The Royal Family is habitually reluctant to take legal action because the publicity generated in the course of taking it will usually outweigh any subsequent win on a technical matter of law. 

Harry and Meghan stepped down as working royals last year Credit: Dominic Lipinski/PA

Prince Harry, and now Meghan, share a seething hatred for some sections of the tabloid press.

He has written before about how he intends to protect his wife in a way in which he couldn’t protect his mother.

“I lost my mother and now I watch my wife falling victim to the same powerful forces,” he wrote in October 2019.

I recall that day – the last day of their otherwise hugely successful tour of southern Africa.


  • Chris Ship breaks down the judges decision to rule against the Mail


The atmosphere was tense, even their staff were taken by surprise. However, no one was able to talk Harry out of making a stinging statement about press behaviour as the couple announced Meghan’s intention to sue the Mail on Sunday.

He would not be, he wrote, “a silent witness to her private suffering”.

Additionally, he accused a “specific press pack” of “vilifying” his wife “almost daily for the past nine months”.

Fast forward 15 months and that legal action has now concluded in a positive way for Harry’s wife.

But in the intervening period, the Duke and Duchess launched multiple lawsuits against newspapers and news agencies.


 Legal action taken by the Sussex's against media outlets

  • Harry’s own case against the Mail on Sunday concluded in his favour last week.

  • Meghan and Harry received an apology and damages from US paparazzi firm X17 for long lens photos of their son Archie in the back garden of their Californian home

  • Meghan’s case against picture agency Splash US is on-going after it took photographs of her walking on Vancouver Island in Canada

  • Harry’s legal action against the publishers of the Sun and Mirror for alleged phone hacking continues


Former newspaper editor Eve Pollard told News at Ten last night that the Duke and Duchess of Sussex are making the most of the freedoms they now have following their departure from the Royal Family last year.

They can sue without having to worrying about the monarchy’s ongoing relations with the press, or the opinions of senior courtiers. 
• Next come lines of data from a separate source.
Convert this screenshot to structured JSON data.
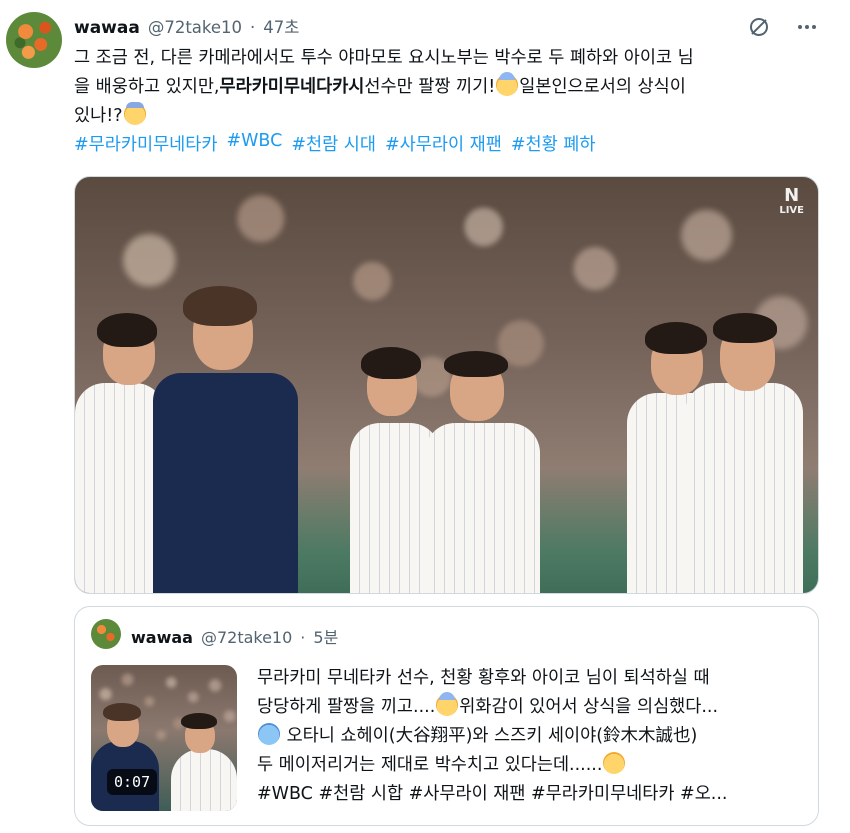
{
  "tweet": {
    "author_name": "wawaa",
    "author_handle": "@72take10",
    "separator": "·",
    "time": "47초",
    "line1": "그 조금 전, 다른 카메라에서도 투수 야마모토 요시노부는 박수로 두 폐하와 아이코 님",
    "line2_a": "을 배웅하고 있지만,",
    "line2_bold": "무라카미무네다카시",
    "line2_b": "선수만 팔짱 끼기!",
    "line2_c": "일본인으로서의 상식이",
    "line3": "있나!?",
    "hashtags": [
      "#무라카미무네타카",
      "#WBC",
      "#천람 시대",
      "#사무라이 재팬",
      "#천황 폐하"
    ]
  },
  "media": {
    "live_badge_letter": "N",
    "live_badge_text": "LIVE"
  },
  "icons": {
    "grok": "slash-circle-icon",
    "more": "more-horizontal-icon"
  },
  "quote": {
    "author_name": "wawaa",
    "author_handle": "@72take10",
    "separator": "·",
    "time": "5분",
    "duration": "0:07",
    "line1": "무라카미 무네타카 선수, 천황 황후와 아이코 님이 퇴석하실 때",
    "line2": "당당하게 팔짱을 끼고....",
    "line2_b": "위화감이 있어서 상식을 의심했다...",
    "line3": "오타니 쇼헤이(大谷翔平)와 스즈키 세이야(鈴木木誠也)",
    "line4": "두 메이저리거는 제대로 박수치고 있다는데......",
    "line5": "#WBC #천람 시합 #사무라이 재팬 #무라카미무네타카 #오..."
  }
}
Also, said Ms Pollard, their own brand is important to them financially these days following the big deals the Sussexes have signed recently with Netflix and Spotify.

Harry and Meghan with their son Archie Credit: Toby Melville/PA

This is the new normal for Harry and Meghan. 

They refuse to engage with four tabloid publications in the UK and their sister publications.

They will not hesitate to do the same elsewhere.

These days, the Sussexes engage with the media on their own terms – not on the terms dictated by Buckingham Palace - and they know they have the global profile required to pull that off.

Their lawyers will be watching.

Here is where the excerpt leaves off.